Nur einen signifikanten Effekt konnte Joakim Larsson feststellen: Auf den mit Klärschlamm gedüngten Flächen waren die Bakteriengemeinschaften im Boden etwas anders zusammengesetzt als auf den Kontrollfeldern. Aber das lässt sich mit den unterschiedlichen Nährstoffgehalten im Dünger erklären:
"Das ist ganz natürlich. Wenn Du sie fütterst, werden manche Bakterien einfach besser wachsen. Das war zu erwarten."
Noch keine Entwarnung
Mit ihrem Langzeitcharakter liefert die Studie wichtige Anhaltspunkte, um den Einsatz von Klärschlamm als Dünger in der Landwirtschaft vom Verdacht zu befreien, Antibiotikaresistenzen zu fördern. Allerdings warnt Joakim Larsson davor, die Ergebnisse zu verallgemeinern:
"Man muss die Studie im Licht der Verfahren betrachten, die wir in Schweden anwenden. Zum Beispiel wird der Klärschlamm bei uns länger gelagert und dabei recht hohen Temperaturen ausgesetzt, wodurch schon viele Bakterien abgetötet werden. Zudem werden in Schweden Antibiotika nur in moderaten Mengen verschrieben. Das macht es einfacher."

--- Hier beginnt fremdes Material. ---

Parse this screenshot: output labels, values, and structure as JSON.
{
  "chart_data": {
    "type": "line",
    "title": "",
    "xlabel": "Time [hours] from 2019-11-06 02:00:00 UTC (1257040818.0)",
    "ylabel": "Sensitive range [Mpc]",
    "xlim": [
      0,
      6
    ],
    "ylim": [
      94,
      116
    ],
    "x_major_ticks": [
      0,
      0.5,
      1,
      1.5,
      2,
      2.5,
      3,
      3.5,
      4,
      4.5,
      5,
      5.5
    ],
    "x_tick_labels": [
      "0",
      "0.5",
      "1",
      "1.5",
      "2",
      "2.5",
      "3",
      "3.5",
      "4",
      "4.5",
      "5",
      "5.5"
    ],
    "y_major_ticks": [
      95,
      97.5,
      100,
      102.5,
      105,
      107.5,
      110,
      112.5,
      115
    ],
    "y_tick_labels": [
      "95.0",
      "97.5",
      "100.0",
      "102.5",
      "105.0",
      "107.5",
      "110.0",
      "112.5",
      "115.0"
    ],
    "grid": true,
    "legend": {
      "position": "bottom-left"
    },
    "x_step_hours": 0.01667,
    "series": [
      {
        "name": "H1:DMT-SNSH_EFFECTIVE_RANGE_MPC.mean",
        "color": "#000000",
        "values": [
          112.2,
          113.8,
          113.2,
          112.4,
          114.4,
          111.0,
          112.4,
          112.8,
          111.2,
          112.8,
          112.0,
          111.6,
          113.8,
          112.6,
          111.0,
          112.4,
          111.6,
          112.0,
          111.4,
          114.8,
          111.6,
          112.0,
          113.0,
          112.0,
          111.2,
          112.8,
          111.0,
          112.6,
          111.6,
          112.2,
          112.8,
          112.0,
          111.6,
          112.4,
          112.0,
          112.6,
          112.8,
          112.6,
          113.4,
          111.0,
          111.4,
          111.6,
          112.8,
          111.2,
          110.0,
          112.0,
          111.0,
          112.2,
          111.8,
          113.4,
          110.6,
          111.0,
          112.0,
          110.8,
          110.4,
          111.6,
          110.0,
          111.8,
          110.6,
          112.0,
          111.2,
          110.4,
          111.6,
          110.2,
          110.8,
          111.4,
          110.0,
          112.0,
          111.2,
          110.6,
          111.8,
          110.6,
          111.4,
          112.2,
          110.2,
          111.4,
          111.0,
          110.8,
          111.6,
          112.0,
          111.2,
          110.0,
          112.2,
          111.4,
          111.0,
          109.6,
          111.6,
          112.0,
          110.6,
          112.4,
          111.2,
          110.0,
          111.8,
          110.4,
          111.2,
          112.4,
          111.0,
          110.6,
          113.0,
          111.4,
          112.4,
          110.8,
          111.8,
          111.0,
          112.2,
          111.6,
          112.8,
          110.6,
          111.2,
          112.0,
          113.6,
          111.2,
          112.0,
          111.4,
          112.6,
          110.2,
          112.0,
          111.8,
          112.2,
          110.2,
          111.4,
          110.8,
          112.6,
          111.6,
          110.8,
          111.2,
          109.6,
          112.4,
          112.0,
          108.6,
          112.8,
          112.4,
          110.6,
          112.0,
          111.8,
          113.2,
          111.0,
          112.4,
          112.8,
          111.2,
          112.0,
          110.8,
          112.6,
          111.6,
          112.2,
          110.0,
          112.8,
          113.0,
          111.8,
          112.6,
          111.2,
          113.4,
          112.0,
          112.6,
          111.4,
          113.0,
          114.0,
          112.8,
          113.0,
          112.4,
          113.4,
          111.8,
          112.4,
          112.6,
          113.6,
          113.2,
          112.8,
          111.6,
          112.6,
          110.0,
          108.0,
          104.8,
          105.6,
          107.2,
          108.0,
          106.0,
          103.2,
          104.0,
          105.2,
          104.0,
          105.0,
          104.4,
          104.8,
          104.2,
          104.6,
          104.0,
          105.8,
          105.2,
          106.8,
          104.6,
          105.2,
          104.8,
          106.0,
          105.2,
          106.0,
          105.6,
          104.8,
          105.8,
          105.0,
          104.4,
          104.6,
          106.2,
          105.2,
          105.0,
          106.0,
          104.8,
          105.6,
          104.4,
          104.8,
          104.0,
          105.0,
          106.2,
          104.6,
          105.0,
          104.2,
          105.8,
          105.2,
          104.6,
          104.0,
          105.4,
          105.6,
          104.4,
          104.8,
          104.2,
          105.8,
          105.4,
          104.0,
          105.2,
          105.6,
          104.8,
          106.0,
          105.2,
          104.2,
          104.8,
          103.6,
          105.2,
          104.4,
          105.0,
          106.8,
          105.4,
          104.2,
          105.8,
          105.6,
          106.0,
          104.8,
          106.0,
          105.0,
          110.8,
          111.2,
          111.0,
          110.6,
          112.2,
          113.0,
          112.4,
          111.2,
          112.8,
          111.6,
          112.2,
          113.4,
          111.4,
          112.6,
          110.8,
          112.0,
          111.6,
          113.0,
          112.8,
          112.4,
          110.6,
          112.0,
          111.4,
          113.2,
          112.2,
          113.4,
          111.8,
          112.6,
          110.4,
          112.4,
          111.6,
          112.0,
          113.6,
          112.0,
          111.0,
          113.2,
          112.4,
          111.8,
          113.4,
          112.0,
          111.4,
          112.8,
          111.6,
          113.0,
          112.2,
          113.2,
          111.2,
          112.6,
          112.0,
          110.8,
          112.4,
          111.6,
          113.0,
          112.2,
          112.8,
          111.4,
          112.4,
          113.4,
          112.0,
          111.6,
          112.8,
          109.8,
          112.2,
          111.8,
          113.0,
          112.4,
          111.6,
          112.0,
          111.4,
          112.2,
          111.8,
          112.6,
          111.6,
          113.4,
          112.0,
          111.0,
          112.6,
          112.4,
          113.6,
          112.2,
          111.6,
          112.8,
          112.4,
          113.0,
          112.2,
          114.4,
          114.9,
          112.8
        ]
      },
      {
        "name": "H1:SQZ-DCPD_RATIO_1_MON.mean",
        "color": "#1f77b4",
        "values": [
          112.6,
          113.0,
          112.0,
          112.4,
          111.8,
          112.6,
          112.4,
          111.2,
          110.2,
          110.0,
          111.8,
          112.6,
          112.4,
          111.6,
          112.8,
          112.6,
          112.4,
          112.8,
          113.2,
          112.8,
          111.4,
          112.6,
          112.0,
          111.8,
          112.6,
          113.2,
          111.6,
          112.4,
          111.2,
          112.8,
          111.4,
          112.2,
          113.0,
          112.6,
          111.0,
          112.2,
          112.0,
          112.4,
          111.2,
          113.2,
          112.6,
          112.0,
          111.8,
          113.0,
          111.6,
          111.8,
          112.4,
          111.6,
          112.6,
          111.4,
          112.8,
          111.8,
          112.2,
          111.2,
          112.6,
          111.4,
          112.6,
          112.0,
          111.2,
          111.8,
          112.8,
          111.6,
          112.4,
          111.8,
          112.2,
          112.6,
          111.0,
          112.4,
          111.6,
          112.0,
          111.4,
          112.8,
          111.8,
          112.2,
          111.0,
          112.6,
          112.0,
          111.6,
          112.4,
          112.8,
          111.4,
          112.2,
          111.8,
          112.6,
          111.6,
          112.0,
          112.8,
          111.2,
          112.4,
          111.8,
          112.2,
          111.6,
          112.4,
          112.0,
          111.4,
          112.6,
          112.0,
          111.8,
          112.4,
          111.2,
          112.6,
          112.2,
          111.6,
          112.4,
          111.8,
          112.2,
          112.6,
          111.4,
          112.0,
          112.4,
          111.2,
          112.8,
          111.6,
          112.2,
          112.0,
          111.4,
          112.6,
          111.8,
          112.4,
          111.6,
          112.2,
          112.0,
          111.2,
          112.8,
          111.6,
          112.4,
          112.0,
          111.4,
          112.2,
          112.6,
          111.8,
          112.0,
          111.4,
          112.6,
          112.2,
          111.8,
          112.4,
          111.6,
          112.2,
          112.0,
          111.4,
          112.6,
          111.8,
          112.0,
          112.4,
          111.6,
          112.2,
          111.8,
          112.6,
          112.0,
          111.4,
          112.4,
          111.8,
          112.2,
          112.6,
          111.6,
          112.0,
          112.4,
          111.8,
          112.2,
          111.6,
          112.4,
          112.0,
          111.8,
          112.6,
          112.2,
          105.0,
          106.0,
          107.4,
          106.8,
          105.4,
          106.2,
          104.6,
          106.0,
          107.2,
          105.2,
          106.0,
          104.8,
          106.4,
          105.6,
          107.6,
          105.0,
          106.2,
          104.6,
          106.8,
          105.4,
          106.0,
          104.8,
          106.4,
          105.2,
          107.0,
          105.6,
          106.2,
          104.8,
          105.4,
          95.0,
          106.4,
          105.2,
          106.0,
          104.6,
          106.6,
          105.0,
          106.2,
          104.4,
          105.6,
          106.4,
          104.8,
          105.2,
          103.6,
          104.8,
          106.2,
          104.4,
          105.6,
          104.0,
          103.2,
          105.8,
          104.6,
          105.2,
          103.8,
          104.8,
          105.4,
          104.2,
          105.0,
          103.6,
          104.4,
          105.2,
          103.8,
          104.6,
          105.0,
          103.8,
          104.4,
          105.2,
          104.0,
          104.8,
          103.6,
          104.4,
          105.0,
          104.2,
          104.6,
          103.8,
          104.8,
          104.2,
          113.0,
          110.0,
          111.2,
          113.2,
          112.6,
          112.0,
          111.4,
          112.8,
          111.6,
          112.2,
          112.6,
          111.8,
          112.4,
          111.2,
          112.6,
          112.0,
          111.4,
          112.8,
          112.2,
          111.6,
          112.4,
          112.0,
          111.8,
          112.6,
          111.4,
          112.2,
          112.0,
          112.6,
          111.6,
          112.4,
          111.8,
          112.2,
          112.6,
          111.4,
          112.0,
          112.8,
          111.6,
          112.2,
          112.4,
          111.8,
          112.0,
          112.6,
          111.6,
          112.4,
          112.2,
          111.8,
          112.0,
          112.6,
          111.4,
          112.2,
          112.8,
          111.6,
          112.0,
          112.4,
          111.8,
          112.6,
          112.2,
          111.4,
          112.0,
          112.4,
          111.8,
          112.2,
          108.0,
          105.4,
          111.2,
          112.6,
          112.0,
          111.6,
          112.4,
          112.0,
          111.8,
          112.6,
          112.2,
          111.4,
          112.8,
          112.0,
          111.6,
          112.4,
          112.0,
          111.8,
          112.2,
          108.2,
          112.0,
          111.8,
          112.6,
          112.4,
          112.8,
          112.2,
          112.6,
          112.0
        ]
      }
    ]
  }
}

Für Länder mit höherem Antibiotika-Verbrauch und schlechter ausgerüsteten Klärwerken, bei denen der Klärschlamm nicht intensiv in Faultürmen nachbehandelt wird, würde Joakim Larsson auf Basis seiner Studie noch keine Entwarnung geben wollen. Dort bestehe weiter das Risiko, dass der auf Feldern entsorgte Klärschlamm die Verbreitung von Antibiotikaresistenzen in der Umwelt fördern könnte.